In my view, hostility runs rampant against the Bill of Rights and even against devoted criminal defense lawyers by too many police, prosecutors and judges, as unreasonable impediments to moving the courthouse wheels quickly and to stopping and putting away the so-called “bad guys”. Among that group of hostile police, prosecutors and judges will be those who are willing to put on at least superficially friendly airs with criminal defense lawyers at least until they learn to separate out and be hostile towards the lawyers who will not make their jobs easy and who will not let go of protecting their clients’ rights.

I speak from experience where again and again various police, prosecutors and judges when they first meet me are kind, seeing me as possibly being a member of the legal establishment wanting to keep the “order” that they want to keep, but then when they see that I am not going to cut corners in defending my clients and am not going to make a trial unreasonably short, get hostile about “wasting time”, standing up for “scum”, and seeking as much relevant mileage from the Bill of Rights and favorable Bill of Rights appellate court opinions as I can.

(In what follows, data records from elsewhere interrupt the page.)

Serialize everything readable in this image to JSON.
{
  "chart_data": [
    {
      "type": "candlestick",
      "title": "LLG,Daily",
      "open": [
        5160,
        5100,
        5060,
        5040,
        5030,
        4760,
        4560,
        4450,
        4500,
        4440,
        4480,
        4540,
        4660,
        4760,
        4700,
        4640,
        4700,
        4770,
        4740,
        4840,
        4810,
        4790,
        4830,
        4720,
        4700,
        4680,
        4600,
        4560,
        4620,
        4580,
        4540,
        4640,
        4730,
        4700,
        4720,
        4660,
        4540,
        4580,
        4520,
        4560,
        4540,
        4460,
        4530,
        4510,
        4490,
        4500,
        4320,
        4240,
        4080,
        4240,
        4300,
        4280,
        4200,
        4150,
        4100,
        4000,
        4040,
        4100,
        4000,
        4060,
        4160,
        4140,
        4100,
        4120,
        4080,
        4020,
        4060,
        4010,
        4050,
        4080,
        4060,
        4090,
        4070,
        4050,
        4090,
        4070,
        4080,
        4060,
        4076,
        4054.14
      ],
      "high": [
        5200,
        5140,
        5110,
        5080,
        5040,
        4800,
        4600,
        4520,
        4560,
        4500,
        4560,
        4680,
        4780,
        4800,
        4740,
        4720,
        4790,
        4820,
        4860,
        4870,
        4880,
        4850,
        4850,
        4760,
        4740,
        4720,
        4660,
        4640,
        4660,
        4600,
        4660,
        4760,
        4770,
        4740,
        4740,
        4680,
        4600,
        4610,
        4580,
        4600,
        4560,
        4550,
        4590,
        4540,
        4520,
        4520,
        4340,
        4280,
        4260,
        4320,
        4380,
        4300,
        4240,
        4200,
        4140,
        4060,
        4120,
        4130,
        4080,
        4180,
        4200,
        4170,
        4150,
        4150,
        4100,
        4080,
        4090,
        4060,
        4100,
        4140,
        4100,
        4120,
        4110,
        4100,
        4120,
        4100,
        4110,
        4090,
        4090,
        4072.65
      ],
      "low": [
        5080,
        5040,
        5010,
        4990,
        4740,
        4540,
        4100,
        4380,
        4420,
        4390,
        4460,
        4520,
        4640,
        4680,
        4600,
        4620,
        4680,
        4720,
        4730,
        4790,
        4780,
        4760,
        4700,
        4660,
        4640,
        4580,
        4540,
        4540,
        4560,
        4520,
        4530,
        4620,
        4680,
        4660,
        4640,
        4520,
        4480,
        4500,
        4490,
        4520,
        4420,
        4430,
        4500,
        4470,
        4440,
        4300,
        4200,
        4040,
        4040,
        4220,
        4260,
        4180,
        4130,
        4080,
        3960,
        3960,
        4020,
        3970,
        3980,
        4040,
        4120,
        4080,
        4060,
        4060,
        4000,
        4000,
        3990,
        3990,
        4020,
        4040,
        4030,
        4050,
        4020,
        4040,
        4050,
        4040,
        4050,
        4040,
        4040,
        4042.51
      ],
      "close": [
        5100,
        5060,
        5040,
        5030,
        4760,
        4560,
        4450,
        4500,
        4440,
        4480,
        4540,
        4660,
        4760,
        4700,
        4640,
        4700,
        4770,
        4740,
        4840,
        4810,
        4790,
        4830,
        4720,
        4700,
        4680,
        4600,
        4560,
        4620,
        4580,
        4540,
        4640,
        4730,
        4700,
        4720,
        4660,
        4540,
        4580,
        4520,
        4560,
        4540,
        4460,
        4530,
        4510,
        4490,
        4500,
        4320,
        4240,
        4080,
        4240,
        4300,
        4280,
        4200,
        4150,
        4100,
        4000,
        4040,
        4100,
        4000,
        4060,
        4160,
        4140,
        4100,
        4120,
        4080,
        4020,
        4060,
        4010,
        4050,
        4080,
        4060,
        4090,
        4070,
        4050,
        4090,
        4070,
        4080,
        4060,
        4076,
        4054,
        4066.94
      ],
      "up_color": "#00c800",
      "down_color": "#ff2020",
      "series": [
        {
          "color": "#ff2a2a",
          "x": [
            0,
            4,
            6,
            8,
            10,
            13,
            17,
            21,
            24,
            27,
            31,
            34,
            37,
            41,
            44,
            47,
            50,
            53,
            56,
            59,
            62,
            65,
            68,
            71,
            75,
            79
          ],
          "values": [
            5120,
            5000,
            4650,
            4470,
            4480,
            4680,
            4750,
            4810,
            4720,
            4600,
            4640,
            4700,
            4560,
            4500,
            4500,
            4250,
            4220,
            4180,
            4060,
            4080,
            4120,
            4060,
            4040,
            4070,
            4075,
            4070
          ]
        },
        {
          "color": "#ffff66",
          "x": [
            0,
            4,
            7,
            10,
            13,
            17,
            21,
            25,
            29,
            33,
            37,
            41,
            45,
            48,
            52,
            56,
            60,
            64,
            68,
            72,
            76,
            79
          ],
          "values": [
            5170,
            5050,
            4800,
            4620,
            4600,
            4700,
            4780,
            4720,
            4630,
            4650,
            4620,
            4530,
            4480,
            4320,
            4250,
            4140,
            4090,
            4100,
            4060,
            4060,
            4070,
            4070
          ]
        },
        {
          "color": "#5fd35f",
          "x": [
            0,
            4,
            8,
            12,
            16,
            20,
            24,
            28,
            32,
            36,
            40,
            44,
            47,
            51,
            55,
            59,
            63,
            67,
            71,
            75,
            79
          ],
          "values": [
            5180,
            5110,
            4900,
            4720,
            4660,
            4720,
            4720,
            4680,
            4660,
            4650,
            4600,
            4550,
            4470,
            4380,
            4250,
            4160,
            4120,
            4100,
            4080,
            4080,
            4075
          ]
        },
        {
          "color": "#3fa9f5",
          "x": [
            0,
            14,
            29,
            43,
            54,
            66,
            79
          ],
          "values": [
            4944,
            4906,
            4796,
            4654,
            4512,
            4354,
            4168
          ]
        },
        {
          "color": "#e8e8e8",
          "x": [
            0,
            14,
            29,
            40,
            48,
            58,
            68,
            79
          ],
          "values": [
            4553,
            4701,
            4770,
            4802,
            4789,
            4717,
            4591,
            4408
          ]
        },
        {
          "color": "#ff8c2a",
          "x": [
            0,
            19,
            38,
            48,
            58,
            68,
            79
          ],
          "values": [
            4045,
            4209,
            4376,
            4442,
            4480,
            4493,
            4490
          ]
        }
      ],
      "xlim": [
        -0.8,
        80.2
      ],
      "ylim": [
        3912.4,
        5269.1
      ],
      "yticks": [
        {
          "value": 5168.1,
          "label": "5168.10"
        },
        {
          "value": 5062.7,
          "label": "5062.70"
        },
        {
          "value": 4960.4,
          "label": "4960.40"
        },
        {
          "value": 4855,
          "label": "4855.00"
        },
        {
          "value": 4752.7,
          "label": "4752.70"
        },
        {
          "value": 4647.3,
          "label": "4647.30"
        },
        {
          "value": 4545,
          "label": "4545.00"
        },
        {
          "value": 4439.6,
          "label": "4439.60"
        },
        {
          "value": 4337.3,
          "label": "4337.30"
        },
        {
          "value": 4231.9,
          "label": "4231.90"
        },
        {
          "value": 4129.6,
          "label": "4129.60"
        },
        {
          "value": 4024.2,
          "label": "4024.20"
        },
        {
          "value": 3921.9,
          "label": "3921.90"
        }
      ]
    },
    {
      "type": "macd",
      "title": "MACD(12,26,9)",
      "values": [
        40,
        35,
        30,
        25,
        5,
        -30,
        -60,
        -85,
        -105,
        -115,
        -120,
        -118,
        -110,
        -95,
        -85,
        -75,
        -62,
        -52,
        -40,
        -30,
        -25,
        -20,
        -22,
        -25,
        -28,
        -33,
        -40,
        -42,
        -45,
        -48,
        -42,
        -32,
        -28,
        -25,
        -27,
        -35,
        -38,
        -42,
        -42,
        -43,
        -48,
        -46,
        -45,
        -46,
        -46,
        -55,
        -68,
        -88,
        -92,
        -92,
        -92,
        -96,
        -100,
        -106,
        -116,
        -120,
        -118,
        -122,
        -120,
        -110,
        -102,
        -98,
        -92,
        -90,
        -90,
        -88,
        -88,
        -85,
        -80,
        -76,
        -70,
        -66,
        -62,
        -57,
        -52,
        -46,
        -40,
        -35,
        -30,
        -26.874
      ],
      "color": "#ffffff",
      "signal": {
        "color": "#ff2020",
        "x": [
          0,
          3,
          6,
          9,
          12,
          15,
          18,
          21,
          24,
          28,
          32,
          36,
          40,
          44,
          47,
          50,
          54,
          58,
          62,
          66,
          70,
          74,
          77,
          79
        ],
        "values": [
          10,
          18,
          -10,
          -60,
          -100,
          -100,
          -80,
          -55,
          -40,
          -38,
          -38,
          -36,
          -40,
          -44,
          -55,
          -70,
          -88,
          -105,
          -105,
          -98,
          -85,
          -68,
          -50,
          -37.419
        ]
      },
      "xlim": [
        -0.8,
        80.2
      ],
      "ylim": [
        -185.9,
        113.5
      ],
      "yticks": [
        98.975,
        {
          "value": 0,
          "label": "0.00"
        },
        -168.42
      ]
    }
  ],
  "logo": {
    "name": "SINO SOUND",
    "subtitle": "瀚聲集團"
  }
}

This is not merely about personalities between me on the one hand and police, prosecutors and judges on the other. I remember a very genial criminal defense lawyer recounting his experience with a Virginia prosecutor where the criminal defense lawyer merely politely said: “I would like a trial, please,” and the prosecutor sarcastically replied: “I am quaking in my boots.” This type of prosecutorial arrogance, and police arrogance, is found too often.

I have no more reason to be unnecessarily buddy-buddy with any police, prosecutors and judges than with soldiers in an opposing army. Sure, it is okay to have beers with your opposing team after a basketball game, but the difference with criminal defense is that the defendant’s liberty is on the line, when liberty has nothing to do with even the most high-stakes sports game. I am happy to be friendly with likable and upstanding police, prosecutors and judges, but police and prosecutors are out to get my clients, and my first commitment is too my clients, and I will not compromise on that commitment.

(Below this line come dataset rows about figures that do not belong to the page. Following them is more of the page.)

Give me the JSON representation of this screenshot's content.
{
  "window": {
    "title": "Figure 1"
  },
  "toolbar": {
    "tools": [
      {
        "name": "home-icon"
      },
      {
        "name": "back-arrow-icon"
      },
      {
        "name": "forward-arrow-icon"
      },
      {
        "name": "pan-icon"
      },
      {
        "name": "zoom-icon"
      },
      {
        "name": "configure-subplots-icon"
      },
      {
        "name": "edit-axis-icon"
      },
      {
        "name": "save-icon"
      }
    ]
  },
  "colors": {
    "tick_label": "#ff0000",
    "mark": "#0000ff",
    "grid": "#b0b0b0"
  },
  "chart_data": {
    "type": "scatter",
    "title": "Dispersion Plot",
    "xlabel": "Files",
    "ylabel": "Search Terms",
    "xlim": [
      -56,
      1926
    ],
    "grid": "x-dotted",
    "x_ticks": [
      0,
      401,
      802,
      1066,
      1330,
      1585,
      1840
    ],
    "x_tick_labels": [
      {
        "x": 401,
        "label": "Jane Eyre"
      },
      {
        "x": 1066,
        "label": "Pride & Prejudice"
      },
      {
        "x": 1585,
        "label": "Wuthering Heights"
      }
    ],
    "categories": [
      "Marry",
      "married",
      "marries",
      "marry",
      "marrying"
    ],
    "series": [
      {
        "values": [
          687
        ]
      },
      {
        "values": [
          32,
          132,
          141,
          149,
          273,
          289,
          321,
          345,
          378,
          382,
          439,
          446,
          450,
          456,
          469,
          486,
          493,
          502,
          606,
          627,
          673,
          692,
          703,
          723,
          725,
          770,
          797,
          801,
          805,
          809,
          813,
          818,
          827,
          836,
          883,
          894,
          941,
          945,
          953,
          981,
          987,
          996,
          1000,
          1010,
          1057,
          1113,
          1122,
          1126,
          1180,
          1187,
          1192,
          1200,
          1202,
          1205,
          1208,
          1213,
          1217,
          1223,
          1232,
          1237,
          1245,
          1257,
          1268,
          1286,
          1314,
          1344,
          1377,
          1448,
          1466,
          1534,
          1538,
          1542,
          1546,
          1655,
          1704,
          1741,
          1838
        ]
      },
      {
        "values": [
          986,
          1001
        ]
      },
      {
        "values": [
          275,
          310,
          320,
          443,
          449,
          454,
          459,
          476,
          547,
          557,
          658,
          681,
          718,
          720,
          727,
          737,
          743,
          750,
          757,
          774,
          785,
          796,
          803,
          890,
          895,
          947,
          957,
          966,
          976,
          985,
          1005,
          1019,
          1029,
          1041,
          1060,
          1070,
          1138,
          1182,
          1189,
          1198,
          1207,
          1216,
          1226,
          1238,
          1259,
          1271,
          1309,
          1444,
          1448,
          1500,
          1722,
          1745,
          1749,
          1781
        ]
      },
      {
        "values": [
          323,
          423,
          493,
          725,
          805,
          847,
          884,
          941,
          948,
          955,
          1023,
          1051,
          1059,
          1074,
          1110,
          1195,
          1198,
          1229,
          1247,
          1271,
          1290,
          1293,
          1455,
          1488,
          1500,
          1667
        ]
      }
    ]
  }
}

Convictions for jailable matters not only threaten one’s liberty, but also one’s reputation and even sometimes one’s job and immigration prospects. That means that my criminal defense work is indeed combat of the highest order, whether the case be a misdemeanor or felony, and whether or not much or any jail time is likely to result from a conviction.

Criminal defendants insisting on hiring a former prosecutor should ask themselves why they seek such a lawyer. Although the former prosecutor has experience thinking like the now-opponent prosecutor, is the lawyer still a prosecutor at heart, can that lawyer welcome and adjust well with switching to a criminal defense mindset from having the cards stacked in his or her favor so often as a prosecutor to having so many uphill battles as a criminal defense lawyer, and does the lawyer really expect that his or her former prosecutor colleagues are going to yield an inch or their job security and bar license in the interests of old times sake?

Criminal defendants worried about an aggressive defense’s pissing off the prosecutor, judge and police should stop for a second and ask what their realistic alternatives are to an aggressive defense. I write more here about doing things that might piss off opponents and judges.

Those seeking convictions will love nothing better than a complacent criminal defense lawyer and criminal defendant. Complacency has no proper role in criminal defense. The battle lines are drawn at the moment the criminal defendant is charged with a crime, and from there the battle plans must be made and executed.